Bügünki politik iklimde Kuzey Kürd siyasetinin monopol gücü olan vesayet siyasetinin biyolojik ve entelektüel özüyle çelişmesine rağmen \"ortak vatan ve demokratik cumhuriyet\" gibi soyut kavramlarda ısrarcı olması düşündürücü olduğu gibi Kürdistan ulusal davası uğruna yaşamlarını adayan, yüreklerini ortaya koyan binlerce değere de saygısızlık değilmidir.? Kürd coğrafyasında yaşanan onca zülme, köy boşaltmalarına, zoraki göçlere, hendek çukur felaketine rağmen başı dik Kürd kalabilmeyi onuruyla savunan insanımıza haksızlık değilimidir.?
Eğer Kürd sorunu Türkiye geneli içerisinde bir demokrasi ve insan hakları sorunu ise o zaman daha fazla eziyet çekmenin, çektirmenin bir anlamı olmadığı gibi Ankara\'da yasal partilerini kurar yollarına devam ederler. Böylelikle kimsenin de buna bir itirazı olmaz.
Kuruluş felsefesinden günümüze vesayet siyasetinde yaşanan bu politik eksen kaymasının sebep ve sonuçlarının Kürd halkı tarafından aklı selim bir biçimde ele alınmadığı da aşikârdır.
Madalyonun diğer yüzünde ulusalcı olmakla övünen, somut objektifleri olmayan, nitelikli kadro ve kurum hassasiyeti minimal düzeyde olan ve geçmişin acı hikayeleriyle bugünleride geçiştiren hatta heba eden küçük çaplı hareketlerden modern nation kavramına denk düşecek sosyolojik milliyetçiliği beklemek mümkün müdür.?
Diyarbekîr\'den öteye üç adım gidemeyen, Kuzey Kürdistan\'da hiçbir politik aktivitesi ve konsepti olmayan, sadece Güney Kürdistan\'daki gelişmelerden nemalanan biribirinin kopyası üç beş oluşumun yaşadıkları gelgitlerin ve yaptıkları kısa manevraların bu tarihi davaya bir getirisinin olmayacağını artık iyice anlaşılması gerekir.

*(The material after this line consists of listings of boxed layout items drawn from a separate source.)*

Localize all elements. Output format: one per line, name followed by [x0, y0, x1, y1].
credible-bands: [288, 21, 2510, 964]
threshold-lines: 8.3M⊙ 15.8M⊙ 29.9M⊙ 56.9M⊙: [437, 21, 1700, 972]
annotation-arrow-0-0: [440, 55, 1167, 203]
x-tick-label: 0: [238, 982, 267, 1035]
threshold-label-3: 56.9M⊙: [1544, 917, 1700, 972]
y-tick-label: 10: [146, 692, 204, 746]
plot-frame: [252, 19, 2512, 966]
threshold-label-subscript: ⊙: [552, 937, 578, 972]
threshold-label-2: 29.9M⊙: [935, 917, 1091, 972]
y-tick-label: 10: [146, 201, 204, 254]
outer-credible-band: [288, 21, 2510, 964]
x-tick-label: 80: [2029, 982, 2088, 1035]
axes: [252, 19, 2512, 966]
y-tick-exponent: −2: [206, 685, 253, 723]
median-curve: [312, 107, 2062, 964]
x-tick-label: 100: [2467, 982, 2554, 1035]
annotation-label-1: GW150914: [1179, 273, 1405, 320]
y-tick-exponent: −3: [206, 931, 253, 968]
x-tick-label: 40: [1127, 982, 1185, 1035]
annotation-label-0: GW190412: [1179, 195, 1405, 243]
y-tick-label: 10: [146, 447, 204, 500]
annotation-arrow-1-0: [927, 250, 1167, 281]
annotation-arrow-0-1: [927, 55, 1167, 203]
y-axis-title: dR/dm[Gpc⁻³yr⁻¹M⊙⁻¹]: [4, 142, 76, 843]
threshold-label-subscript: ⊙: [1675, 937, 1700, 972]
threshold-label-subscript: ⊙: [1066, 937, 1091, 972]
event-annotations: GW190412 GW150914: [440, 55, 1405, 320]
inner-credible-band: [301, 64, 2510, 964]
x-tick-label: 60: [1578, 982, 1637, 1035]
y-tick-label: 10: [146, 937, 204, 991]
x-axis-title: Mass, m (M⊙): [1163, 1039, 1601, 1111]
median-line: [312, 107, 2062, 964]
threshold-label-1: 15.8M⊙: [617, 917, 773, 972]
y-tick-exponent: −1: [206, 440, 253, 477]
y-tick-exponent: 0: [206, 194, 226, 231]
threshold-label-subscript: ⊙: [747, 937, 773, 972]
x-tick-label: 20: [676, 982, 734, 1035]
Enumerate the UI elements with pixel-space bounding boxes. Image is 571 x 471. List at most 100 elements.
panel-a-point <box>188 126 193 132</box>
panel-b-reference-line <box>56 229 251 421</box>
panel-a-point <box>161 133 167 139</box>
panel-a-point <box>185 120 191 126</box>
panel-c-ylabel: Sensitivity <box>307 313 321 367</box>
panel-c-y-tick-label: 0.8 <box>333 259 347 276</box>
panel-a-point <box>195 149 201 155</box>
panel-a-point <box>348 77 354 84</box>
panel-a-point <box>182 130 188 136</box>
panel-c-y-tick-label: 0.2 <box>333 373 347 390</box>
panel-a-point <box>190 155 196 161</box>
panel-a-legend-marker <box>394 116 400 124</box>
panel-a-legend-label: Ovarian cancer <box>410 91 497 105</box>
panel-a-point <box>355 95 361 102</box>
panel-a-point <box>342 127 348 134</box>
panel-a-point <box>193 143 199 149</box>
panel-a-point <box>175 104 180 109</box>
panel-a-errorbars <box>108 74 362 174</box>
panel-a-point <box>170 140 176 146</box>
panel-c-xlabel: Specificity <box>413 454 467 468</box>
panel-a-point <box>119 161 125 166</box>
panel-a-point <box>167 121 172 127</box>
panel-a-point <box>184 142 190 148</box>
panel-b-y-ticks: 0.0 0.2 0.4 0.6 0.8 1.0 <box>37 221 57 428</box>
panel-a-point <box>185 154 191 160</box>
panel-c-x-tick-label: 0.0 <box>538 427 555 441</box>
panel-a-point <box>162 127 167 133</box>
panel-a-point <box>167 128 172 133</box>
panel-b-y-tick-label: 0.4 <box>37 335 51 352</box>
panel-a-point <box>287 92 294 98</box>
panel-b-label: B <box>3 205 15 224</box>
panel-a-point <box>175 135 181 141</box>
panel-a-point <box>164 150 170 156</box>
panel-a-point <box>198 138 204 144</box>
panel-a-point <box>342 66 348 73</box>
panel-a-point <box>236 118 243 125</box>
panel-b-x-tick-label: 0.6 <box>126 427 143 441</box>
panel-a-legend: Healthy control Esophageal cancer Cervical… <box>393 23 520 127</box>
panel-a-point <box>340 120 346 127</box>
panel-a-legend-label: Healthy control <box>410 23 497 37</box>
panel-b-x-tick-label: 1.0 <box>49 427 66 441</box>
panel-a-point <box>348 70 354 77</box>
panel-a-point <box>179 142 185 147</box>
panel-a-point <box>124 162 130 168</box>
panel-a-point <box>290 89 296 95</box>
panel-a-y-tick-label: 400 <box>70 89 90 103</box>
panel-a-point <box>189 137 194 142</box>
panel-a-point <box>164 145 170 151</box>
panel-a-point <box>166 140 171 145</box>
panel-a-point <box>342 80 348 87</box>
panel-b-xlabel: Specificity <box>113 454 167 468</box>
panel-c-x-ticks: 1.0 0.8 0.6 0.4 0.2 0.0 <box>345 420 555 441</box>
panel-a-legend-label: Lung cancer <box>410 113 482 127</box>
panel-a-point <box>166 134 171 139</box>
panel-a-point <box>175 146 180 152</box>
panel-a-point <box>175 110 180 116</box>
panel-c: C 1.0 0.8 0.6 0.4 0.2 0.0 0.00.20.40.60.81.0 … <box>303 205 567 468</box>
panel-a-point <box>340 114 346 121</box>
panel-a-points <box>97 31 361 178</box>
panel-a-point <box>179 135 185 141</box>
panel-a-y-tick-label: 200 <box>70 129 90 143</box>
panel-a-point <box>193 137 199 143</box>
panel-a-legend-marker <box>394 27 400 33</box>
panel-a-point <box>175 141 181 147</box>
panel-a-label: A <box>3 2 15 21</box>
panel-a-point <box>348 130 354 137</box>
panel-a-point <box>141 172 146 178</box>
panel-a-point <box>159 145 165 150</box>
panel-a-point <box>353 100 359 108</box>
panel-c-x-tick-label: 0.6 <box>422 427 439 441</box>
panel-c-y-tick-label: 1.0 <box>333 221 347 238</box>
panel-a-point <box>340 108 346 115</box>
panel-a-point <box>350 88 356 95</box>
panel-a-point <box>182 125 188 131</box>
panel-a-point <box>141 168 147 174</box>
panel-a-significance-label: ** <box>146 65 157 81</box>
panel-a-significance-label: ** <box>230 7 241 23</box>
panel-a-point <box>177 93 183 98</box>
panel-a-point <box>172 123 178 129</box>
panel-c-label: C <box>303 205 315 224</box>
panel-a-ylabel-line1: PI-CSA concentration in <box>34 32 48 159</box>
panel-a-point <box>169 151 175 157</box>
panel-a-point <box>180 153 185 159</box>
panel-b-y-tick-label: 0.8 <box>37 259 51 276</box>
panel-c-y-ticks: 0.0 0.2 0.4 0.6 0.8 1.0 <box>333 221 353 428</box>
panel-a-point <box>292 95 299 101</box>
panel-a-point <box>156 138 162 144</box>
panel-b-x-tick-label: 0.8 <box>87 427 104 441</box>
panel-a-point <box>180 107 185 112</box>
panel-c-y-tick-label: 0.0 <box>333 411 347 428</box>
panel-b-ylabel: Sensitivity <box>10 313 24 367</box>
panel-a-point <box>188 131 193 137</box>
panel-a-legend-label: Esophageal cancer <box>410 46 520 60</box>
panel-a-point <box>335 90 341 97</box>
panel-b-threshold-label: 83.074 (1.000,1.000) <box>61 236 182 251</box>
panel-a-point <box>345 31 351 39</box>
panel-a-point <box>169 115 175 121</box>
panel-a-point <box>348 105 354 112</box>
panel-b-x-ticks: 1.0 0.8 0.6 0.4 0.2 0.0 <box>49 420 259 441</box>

Bu bağlamda eğer ders alınacaksa yıllar yılı demografik dokusunu ve territorial yapısını bütün olumsuzluklara inat koruyabilen ve bugün de bağımsız devlet olma yolunda hergün adım adım finaliteye yaklaşan Güney Kürdistan\'ı özelliklede Mesud Barzanî öncülüğündeki KDP hareketini örnek almaları gerekir.
Kuzeyde yaşanan vahim politik eksen kaymalarına rağmen eğer nitelikli kadrolar kurumsal bir yapı içerisinde kollektif bir anlayışla zamanı ve konjonktürel koşulları iyi okuyup pozitif bir derleme yapabilirler ise Kürdistani başarı kendiliğinden gelecektir.
Bu makalede yer alan fikirler yazara aittir ve Nerina Azad'ın editöryal politikasını yansıtmayabilir.